The additional housing would help faculty members spend more time on the campus and encourage collaboration between them and visiting scholars on a host of academic pursuits.

Einstein, a faculty member from 1933 until his death in 1955, lived less than a mile away and sometimes walked to the institute. He was often seen strolling the grounds with other scholars, discussing physics.

Einstein "was active in giving lectures and mentoring other scientists," Ferrara said. "This is not like a university where the faculty teaches and gives exams. This is a place where scholars have the freedom to pursue intellectual curiosity, and that can result in wonderful things."

The institute has 28 permanent faculty, 14 emeritus faculty, and 190 visiting scholars who live in on- and off-campus houses and apartments. The new project calls for the construction of eight townhouses and seven single-family houses.

But some historians believe the proposed houses, even screened by trees, would disrupt the integrity of the battlefield. More than 50 military artifacts - including impacted musket balls and cannon grapeshot - have been discovered there.

McPherson and others tried to resolve the dispute with the compromise proposed in December.

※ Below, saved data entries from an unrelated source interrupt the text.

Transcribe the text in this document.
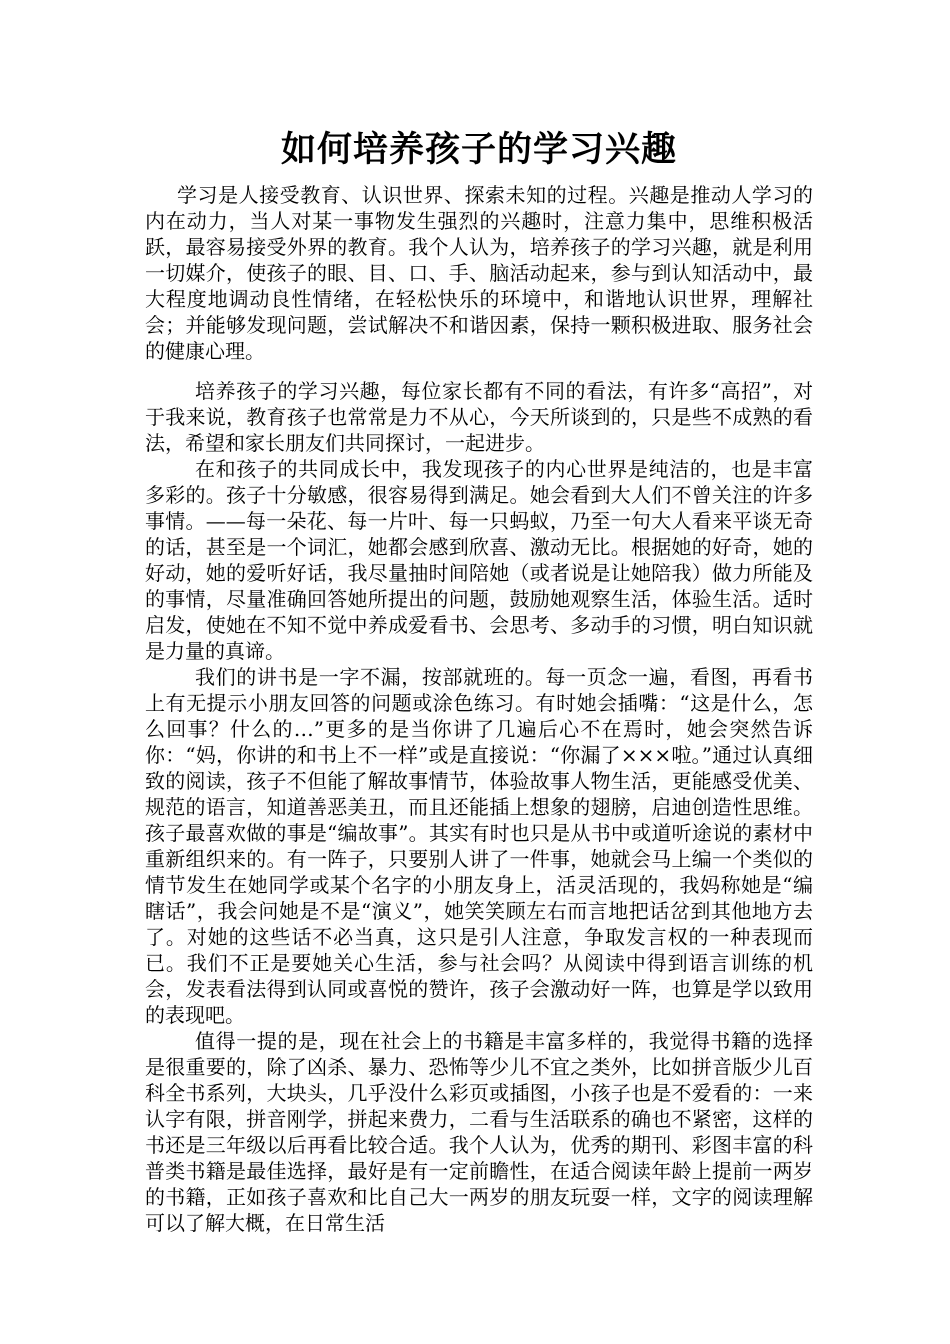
如何培养孩子的学习兴趣

学习是人接受教育、认识世界、探索未知的过程。兴趣是推动人学习的内在动力，当人对某一事物发生强烈的兴趣时，注意力集中，思维积极活跃，最容易接受外界的教育。我个人认为，培养孩子的学习兴趣，就是利用一切媒介，使孩子的眼、目、口、手、脑活动起来，参与到认知活动中，最大程度地调动良性情绪，在轻松快乐的环境中，和谐地认识世界，理解社会；并能够发现问题，尝试解决不和谐因素，保持一颗积极进取、服务社会的健康心理。

培养孩子的学习兴趣，每位家长都有不同的看法，有许多“高招”，对于我来说，教育孩子也常常是力不从心，今天所谈到的，只是些不成熟的看法，希望和家长朋友们共同探讨，一起进步。

在和孩子的共同成长中，我发现孩子的内心世界是纯洁的，也是丰富多彩的。孩子十分敏感，很容易得到满足。她会看到大人们不曾关注的许多事情。——每一朵花、每一片叶、每一只蚂蚁，乃至一句大人看来平谈无奇的话，甚至是一个词汇，她都会感到欣喜、激动无比。根据她的好奇，她的好动，她的爱听好话，我尽量抽时间陪她（或者说是让她陪我）做力所能及的事情，尽量准确回答她所提出的问题，鼓励她观察生活，体验生活。适时启发，使她在不知不觉中养成爱看书、会思考、多动手的习惯，明白知识就是力量的真谛。

我们的讲书是一字不漏，按部就班的。每一页念一遍，看图，再看书上有无提示小朋友回答的问题或涂色练习。有时她会插嘴：“这是什么，怎么回事？什么的…”更多的是当你讲了几遍后心不在焉时，她会突然告诉你：“妈，你讲的和书上不一样”或是直接说：“你漏了×××啦。”通过认真细致的阅读，孩子不但能了解故事情节，体验故事人物生活，更能感受优美、规范的语言，知道善恶美丑，而且还能插上想象的翅膀，启迪创造性思维。孩子最喜欢做的事是“编故事”。其实有时也只是从书中或道听途说的素材中重新组织来的。有一阵子，只要别人讲了一件事，她就会马上编一个类似的情节发生在她同学或某个名字的小朋友身上，活灵活现的，我妈称她是“编瞎话”，我会问她是不是“演义”，她笑笑顾左右而言地把话岔到其他地方去了。对她的这些话不必当真，这只是引人注意，争取发言权的一种表现而已。我们不正是要她关心生活，参与社会吗？从阅读中得到语言训练的机会，发表看法得到认同或喜悦的赞许，孩子会激动好一阵，也算是学以致用的表现吧。

值得一提的是，现在社会上的书籍是丰富多样的，我觉得书籍的选择是很重要的，除了凶杀、暴力、恐怖等少儿不宜之类外，比如拼音版少儿百科全书系列，大块头，几乎没什么彩页或插图，小孩子也是不爱看的：一来认字有限，拼音刚学，拼起来费力，二看与生活联系的确也不紧密，这样的书还是三年级以后再看比较合适。我个人认为，优秀的期刊、彩图丰富的科普类书籍是最佳选择，最好是有一定前瞻性，在适合阅读年龄上提前一两岁的书籍，正如孩子喜欢和比自己大一两岁的朋友玩耍一样，文字的阅读理解可以了解大概，在日常生活
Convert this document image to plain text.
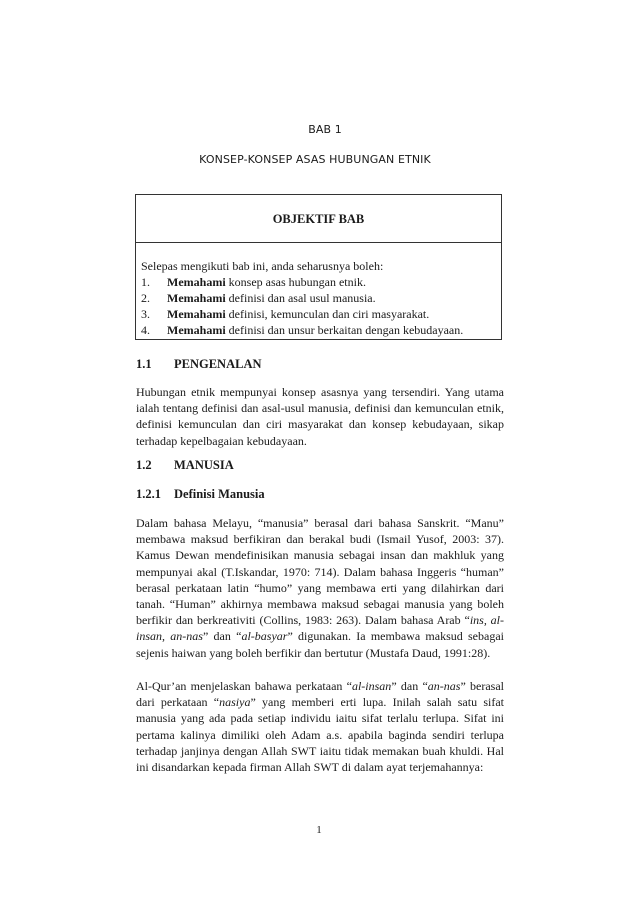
BAB 1
KONSEP-KONSEP ASAS HUBUNGAN ETNIK
OBJEKTIF BAB
Selepas mengikuti bab ini, anda seharusnya boleh:
1.	Memahami konsep asas hubungan etnik.
2.	Memahami definisi dan asal usul manusia.
3.	Memahami definisi, kemunculan dan ciri masyarakat.
4.	Memahami definisi dan unsur berkaitan dengan kebudayaan.
1.1 PENGENALAN
Hubungan etnik mempunyai konsep asasnya yang tersendiri. Yang utama ialah tentang definisi dan asal-usul manusia, definisi dan kemunculan etnik, definisi kemunculan dan ciri masyarakat dan konsep kebudayaan, sikap terhadap kepelbagaian kebudayaan.
1.2 MANUSIA
1.2.1 Definisi Manusia
Dalam bahasa Melayu, “manusia” berasal dari bahasa Sanskrit. “Manu” membawa maksud berfikiran dan berakal budi (Ismail Yusof, 2003: 37). Kamus Dewan mendefinisikan manusia sebagai insan dan makhluk yang mempunyai akal (T.Iskandar, 1970: 714). Dalam bahasa Inggeris “human” berasal perkataan latin “humo” yang membawa erti yang dilahirkan dari tanah. “Human” akhirnya membawa maksud sebagai manusia yang boleh berfikir dan berkreativiti (Collins, 1983: 263). Dalam bahasa Arab “ins, al-insan, an-nas” dan “al-basyar” digunakan. Ia membawa maksud sebagai sejenis haiwan yang boleh berfikir dan bertutur (Mustafa Daud, 1991:28).
Al-Qur’an menjelaskan bahawa perkataan “al-insan” dan “an-nas” berasal dari perkataan “nasiya” yang memberi erti lupa. Inilah salah satu sifat manusia yang ada pada setiap individu iaitu sifat terlalu terlupa. Sifat ini pertama kalinya dimiliki oleh Adam a.s. apabila baginda sendiri terlupa terhadap janjinya dengan Allah SWT iaitu tidak memakan buah khuldi. Hal ini disandarkan kepada firman Allah SWT di dalam ayat terjemahannya:
1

"If all works out, maybe there will be interpretive markers and a walking path," said McPherson, best known as a Civil War historian and author of Battle Cry of Freedom. "This [compromise] would maximize access to the most relevant land and the institute would build on the remainder.

"If I had to predict, I would say the planning board is likely to approve the idea," said McPherson, who worked on the compromise with Fischer, who won a 2005 Pulitzer Prize for his book Washington's Crossing. "I think the institute, with goodwill, intends to carry out the terms" of the compromise.

But Hurwitz and other opponents say they'll fight on if the board's decision goes against them, even though just how much fighting took place on the institute's proposed housing site remains in dispute.

 "This is where you had the last organized British resistance," said Richard Patterson, executive director of the Old Barracks Museum in Trenton. "It was their last stand, like Custer's last stand.

"If this was Gettysburg, this would be the copse of trees that Pickett's charge was aiming for," he said. "That one piece of ground is very, very critical."